You wouldn't know if it was infected for weeks. Infections start with relatively few cells so it takes awhile for them to establish their population. Having said that, people use top off water all the time with little consequence. If wild yeast or bacteria content in the water was an issue, this wouldn't be such common practice.
 
This sounds a little crazy but what about getting 12 pounds of dme, and making up a 4 gallon batch of wort, then combine them and split them into 2 5 gallon fermenters?

Your 6 gallons of 1.062 wort, combined with 4 gallons of 1.132 wort becomes 10 gallons of 1.090 wort.

What was the og of your barleywine supposed to be? If the barlewine wa ssupposed to be lower, then use less.
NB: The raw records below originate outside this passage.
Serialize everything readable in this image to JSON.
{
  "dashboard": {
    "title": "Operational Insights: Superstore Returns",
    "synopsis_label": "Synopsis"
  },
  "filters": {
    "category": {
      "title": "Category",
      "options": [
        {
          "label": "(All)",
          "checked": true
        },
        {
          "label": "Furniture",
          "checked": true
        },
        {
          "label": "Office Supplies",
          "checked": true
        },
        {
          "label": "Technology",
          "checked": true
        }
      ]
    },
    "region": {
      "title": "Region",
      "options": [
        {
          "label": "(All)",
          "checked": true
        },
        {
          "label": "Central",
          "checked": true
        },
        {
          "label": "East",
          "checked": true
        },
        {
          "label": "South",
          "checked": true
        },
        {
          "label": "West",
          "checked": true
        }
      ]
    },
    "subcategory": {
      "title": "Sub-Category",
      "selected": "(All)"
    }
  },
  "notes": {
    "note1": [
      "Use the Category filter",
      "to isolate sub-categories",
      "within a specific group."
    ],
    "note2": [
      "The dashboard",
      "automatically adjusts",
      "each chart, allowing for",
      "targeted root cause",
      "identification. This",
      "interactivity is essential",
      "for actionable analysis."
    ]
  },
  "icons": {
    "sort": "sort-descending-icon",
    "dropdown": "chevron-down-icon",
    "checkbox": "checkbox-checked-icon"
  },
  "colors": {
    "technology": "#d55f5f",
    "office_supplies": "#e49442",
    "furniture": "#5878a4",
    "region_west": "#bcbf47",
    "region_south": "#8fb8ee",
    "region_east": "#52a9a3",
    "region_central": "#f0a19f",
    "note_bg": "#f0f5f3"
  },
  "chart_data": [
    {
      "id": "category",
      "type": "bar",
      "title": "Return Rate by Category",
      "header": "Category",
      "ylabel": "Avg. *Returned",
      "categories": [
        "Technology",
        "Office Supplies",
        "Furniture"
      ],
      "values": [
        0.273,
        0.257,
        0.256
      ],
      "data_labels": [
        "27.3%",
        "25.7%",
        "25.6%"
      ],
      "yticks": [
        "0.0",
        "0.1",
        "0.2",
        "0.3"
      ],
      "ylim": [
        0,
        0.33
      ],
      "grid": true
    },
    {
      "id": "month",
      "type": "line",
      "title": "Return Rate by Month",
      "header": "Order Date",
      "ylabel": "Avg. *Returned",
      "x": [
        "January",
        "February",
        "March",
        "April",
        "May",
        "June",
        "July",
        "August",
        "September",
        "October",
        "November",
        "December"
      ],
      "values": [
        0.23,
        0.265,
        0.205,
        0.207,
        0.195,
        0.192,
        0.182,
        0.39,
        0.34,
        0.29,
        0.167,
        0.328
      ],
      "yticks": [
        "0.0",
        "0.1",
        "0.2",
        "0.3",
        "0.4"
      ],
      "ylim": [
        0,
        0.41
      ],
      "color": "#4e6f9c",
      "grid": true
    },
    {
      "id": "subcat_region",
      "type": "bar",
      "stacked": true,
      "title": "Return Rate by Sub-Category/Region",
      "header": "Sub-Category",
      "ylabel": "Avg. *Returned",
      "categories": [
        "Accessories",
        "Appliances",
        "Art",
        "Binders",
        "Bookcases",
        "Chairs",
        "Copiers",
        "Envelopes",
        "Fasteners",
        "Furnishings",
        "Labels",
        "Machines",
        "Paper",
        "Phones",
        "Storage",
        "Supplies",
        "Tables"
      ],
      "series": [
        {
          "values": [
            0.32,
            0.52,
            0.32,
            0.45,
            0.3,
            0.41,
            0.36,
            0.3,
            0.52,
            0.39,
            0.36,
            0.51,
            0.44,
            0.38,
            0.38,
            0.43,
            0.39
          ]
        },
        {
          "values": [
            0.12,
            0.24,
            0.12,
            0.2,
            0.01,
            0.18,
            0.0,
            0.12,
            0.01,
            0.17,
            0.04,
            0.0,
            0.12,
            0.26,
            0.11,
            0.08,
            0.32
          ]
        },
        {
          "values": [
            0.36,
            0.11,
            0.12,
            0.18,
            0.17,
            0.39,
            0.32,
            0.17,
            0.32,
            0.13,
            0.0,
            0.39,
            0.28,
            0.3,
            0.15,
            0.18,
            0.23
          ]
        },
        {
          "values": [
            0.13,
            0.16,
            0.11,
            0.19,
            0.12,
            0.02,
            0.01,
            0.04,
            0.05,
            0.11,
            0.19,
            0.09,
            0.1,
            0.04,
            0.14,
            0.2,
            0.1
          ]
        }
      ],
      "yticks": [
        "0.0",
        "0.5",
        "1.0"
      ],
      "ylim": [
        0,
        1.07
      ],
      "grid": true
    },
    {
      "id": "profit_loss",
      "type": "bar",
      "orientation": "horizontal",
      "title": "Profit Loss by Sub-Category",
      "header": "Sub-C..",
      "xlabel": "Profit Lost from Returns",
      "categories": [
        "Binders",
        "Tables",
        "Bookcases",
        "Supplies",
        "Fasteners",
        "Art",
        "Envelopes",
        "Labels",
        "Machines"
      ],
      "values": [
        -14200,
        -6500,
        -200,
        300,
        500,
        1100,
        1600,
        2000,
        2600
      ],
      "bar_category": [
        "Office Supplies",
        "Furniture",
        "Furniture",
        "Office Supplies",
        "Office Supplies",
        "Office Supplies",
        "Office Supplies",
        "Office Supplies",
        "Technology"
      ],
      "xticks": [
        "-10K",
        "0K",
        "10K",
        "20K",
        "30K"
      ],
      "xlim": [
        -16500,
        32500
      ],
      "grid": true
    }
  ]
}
10 pounds of extract makes the og of the 10 gallons at 1.081
8 pounds makes it 1.072

You may want to run some numbers in software and figure out IBUs you might want to hop it at. Or just go with it unhopped but depending on your bitterness it might be too sweet.
 
So a quick update. Took a reading today to be sure the yeast had pushed through okay. Had two days of strong activity and then nothing. Not a big deal, some beers ferment fast, just wanted to be sure it actually fermented rather than stalled.

Got down to 1.018. Sounds good to me. I expect a couple more points will be shaved off over the next couple of weeks.

The beer itself? Hot and harsh, surprisingly so. Characteristics I'd expect from a very young barleywine

Still way to early to tell how it will turn out, and historically I'm pretty bad at judging pre-carbonated, pre-conditioned beer. So we'll see. I had planned to lay this one down when it was a barleywine. May just end up doing that anyway. Expect I won't get a real taste of this one for another six weeks or so.